SUMMARY:
Namikaze Naruto, pangeran yang terdampar
karena insiden keji yang menghancurkan
negaranya. Bersama dua jenderal dan adik
perempuannya, Naruto harus bertempur guna
merebut kembali kerajaannya,tahta mahkotanya,
juga hati gadis impiannya.
HAPPY READING!
V
V
V
.
.
.
Ibukota EGARTH- NERV, 1923
Langit itu berwarna merah.
Api di sudut-sudut kota menggempur oksigen,
menukarnya dengan gas karbon yang
mengiritasi tenggorokan. Taman kota yang
sejam lalu masih terlihat asri kini menghitam, tak
ada lagi keramaian penuh tawa yang biasa di
dengar di Egarth. Semuanya telah lenyap.
Sebuah dinding roboh kembali. Berderu keras
membentur bumi sebelum pecah menjadi
serpihan semen.
BAM!
Naruto menutup kelopak mata kanannya
seperempat, menghindari debu yang bertambah
frekuensinya setelah sekian menit mengadu nafas
dengan makhluk-makhluk aneh yang teramat
jalang ini dengan bersamaan jatuhnya tiang.

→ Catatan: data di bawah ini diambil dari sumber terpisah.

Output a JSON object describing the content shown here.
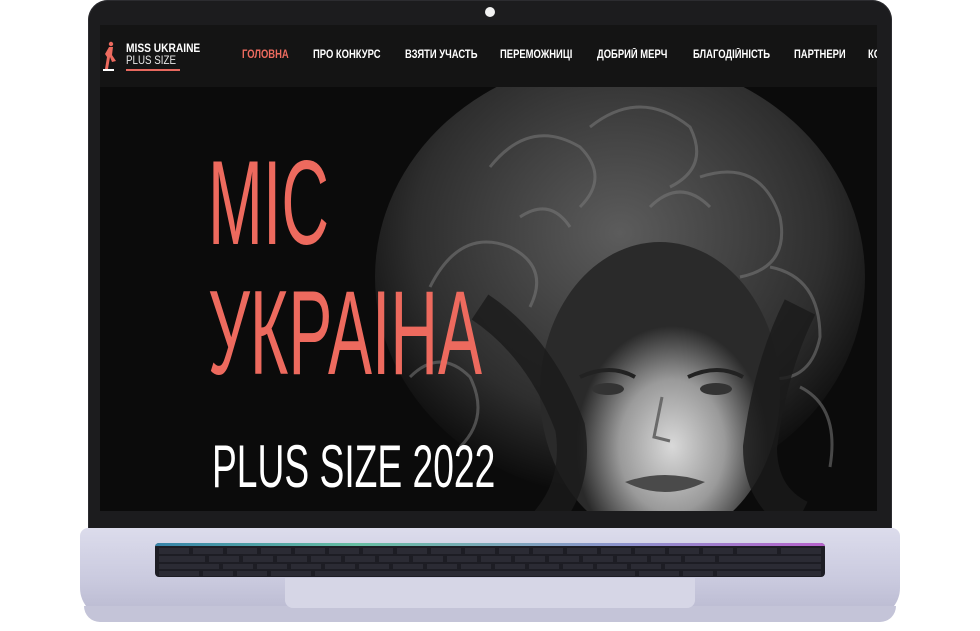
{
  "device": "laptop",
  "site": {
    "logo": {
      "title": "MISS UKRAINE",
      "subtitle": "PLUS SIZE"
    },
    "nav": {
      "items": [
        {
          "label": "ГОЛОВНА",
          "active": true
        },
        {
          "label": "ПРО КОНКУРС",
          "active": false
        },
        {
          "label": "ВЗЯТИ УЧАСТЬ",
          "active": false
        },
        {
          "label": "ПЕРЕМОЖНИЦІ",
          "active": false
        },
        {
          "label": "ДОБРИЙ МЕРЧ",
          "active": false
        },
        {
          "label": "БЛАГОДІЙНІСТЬ",
          "active": false
        },
        {
          "label": "ПАРТНЕРИ",
          "active": false
        },
        {
          "label": "КО",
          "active": false
        }
      ]
    },
    "hero": {
      "title_line1": "МІС",
      "title_line2": "УКРАІНА",
      "subtitle": "PLUS SIZE 2022"
    }
  },
  "colors": {
    "accent": "#ed6a5e",
    "background": "#0b0b0b",
    "nav_background": "#141414",
    "text": "#ffffff"
  }
}
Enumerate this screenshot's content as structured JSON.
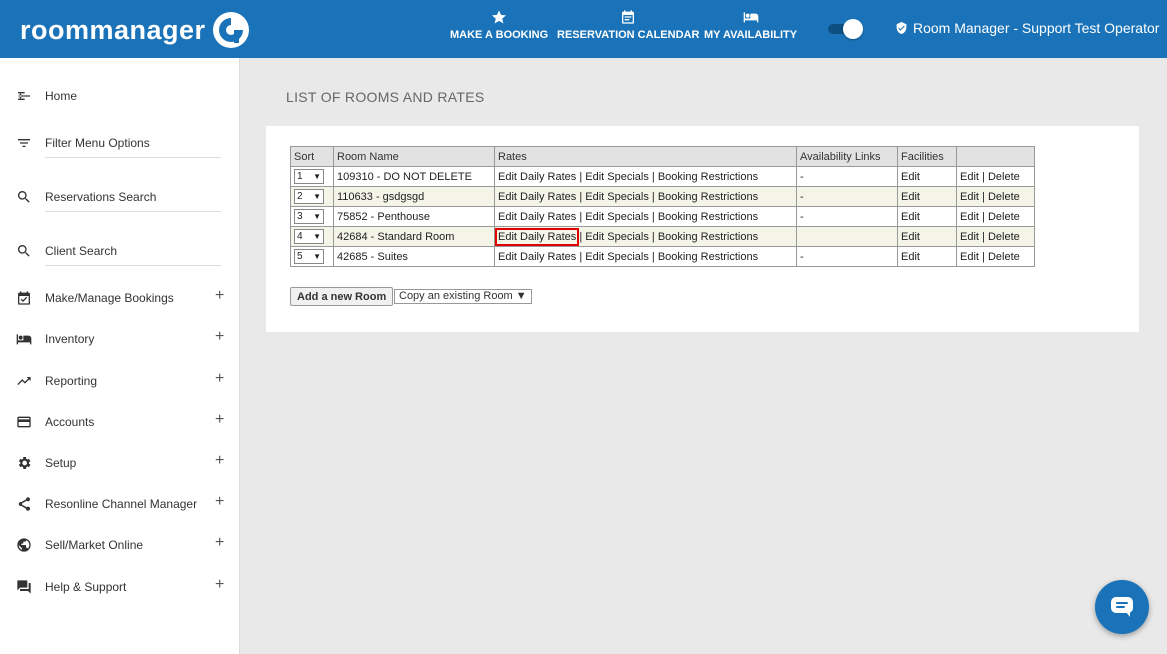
{
  "header": {
    "logo_text": "roommanager",
    "nav": [
      {
        "label": "MAKE A BOOKING",
        "icon": "star-icon"
      },
      {
        "label": "RESERVATION CALENDAR",
        "icon": "calendar-icon"
      },
      {
        "label": "MY AVAILABILITY",
        "icon": "bed-icon"
      }
    ],
    "toggle_on": true,
    "user_label": "Room Manager - Support Test Operator"
  },
  "sidebar": {
    "items": [
      {
        "label": "Home",
        "icon": "back-arrow-icon",
        "expandable": false
      },
      {
        "label": "Filter Menu Options",
        "icon": "filter-icon",
        "expandable": false
      },
      {
        "label": "Reservations Search",
        "icon": "search-icon",
        "expandable": false
      },
      {
        "label": "Client Search",
        "icon": "search-icon",
        "expandable": false
      },
      {
        "label": "Make/Manage Bookings",
        "icon": "calendar-check-icon",
        "expandable": true
      },
      {
        "label": "Inventory",
        "icon": "bed-icon",
        "expandable": true
      },
      {
        "label": "Reporting",
        "icon": "trending-up-icon",
        "expandable": true
      },
      {
        "label": "Accounts",
        "icon": "credit-card-icon",
        "expandable": true
      },
      {
        "label": "Setup",
        "icon": "gear-icon",
        "expandable": true
      },
      {
        "label": "Resonline Channel Manager",
        "icon": "share-icon",
        "expandable": true
      },
      {
        "label": "Sell/Market Online",
        "icon": "globe-icon",
        "expandable": true
      },
      {
        "label": "Help & Support",
        "icon": "chat-bubbles-icon",
        "expandable": true
      }
    ],
    "plus_symbol": "+"
  },
  "main": {
    "title": "LIST OF ROOMS AND RATES",
    "table": {
      "headers": [
        "Sort",
        "Room Name",
        "Rates",
        "Availability Links",
        "Facilities",
        ""
      ],
      "rows": [
        {
          "sort": "1",
          "name": "109310 - DO NOT DELETE",
          "avail": "-",
          "facilities": "Edit"
        },
        {
          "sort": "2",
          "name": "110633 - gsdgsgd",
          "avail": "-",
          "facilities": "Edit"
        },
        {
          "sort": "3",
          "name": "75852 - Penthouse",
          "avail": "-",
          "facilities": "Edit"
        },
        {
          "sort": "4",
          "name": "42684 - Standard Room",
          "avail": "",
          "facilities": "Edit"
        },
        {
          "sort": "5",
          "name": "42685 - Suites",
          "avail": "-",
          "facilities": "Edit"
        }
      ],
      "rate_links": {
        "daily": "Edit Daily Rates",
        "specials": "Edit Specials",
        "restrictions": "Booking Restrictions",
        "sep": "|"
      },
      "action_links": {
        "edit": "Edit",
        "delete": "Delete",
        "sep": "|"
      },
      "dropdown_arrow": "▼"
    },
    "add_button": "Add a new Room",
    "copy_select": "Copy an existing Room ▼"
  },
  "colors": {
    "header_bg": "#1a73b8",
    "highlight": "#e00000",
    "page_bg": "#e9e9e9"
  }
}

Tangannya menegang, lalu ditarik paksa.
Demon dengan tangan berbentuk pisau selebar
60 senti ini menggelepar tatkala Naruto menarik
tebasannya. Mata biru itu memicing tajam tanpa
ampun, menyaksikan debu hitam yang lenyap di
oksigen bersama percikan darah.
Naruto mengibaskan sekali sebelah FUERZAnya
yang berbentuk pedang, membersihkannya dari
darah sebelum memanggilnya masuk ke dalam
cincin bandul yang tersemat di jari tengahnya.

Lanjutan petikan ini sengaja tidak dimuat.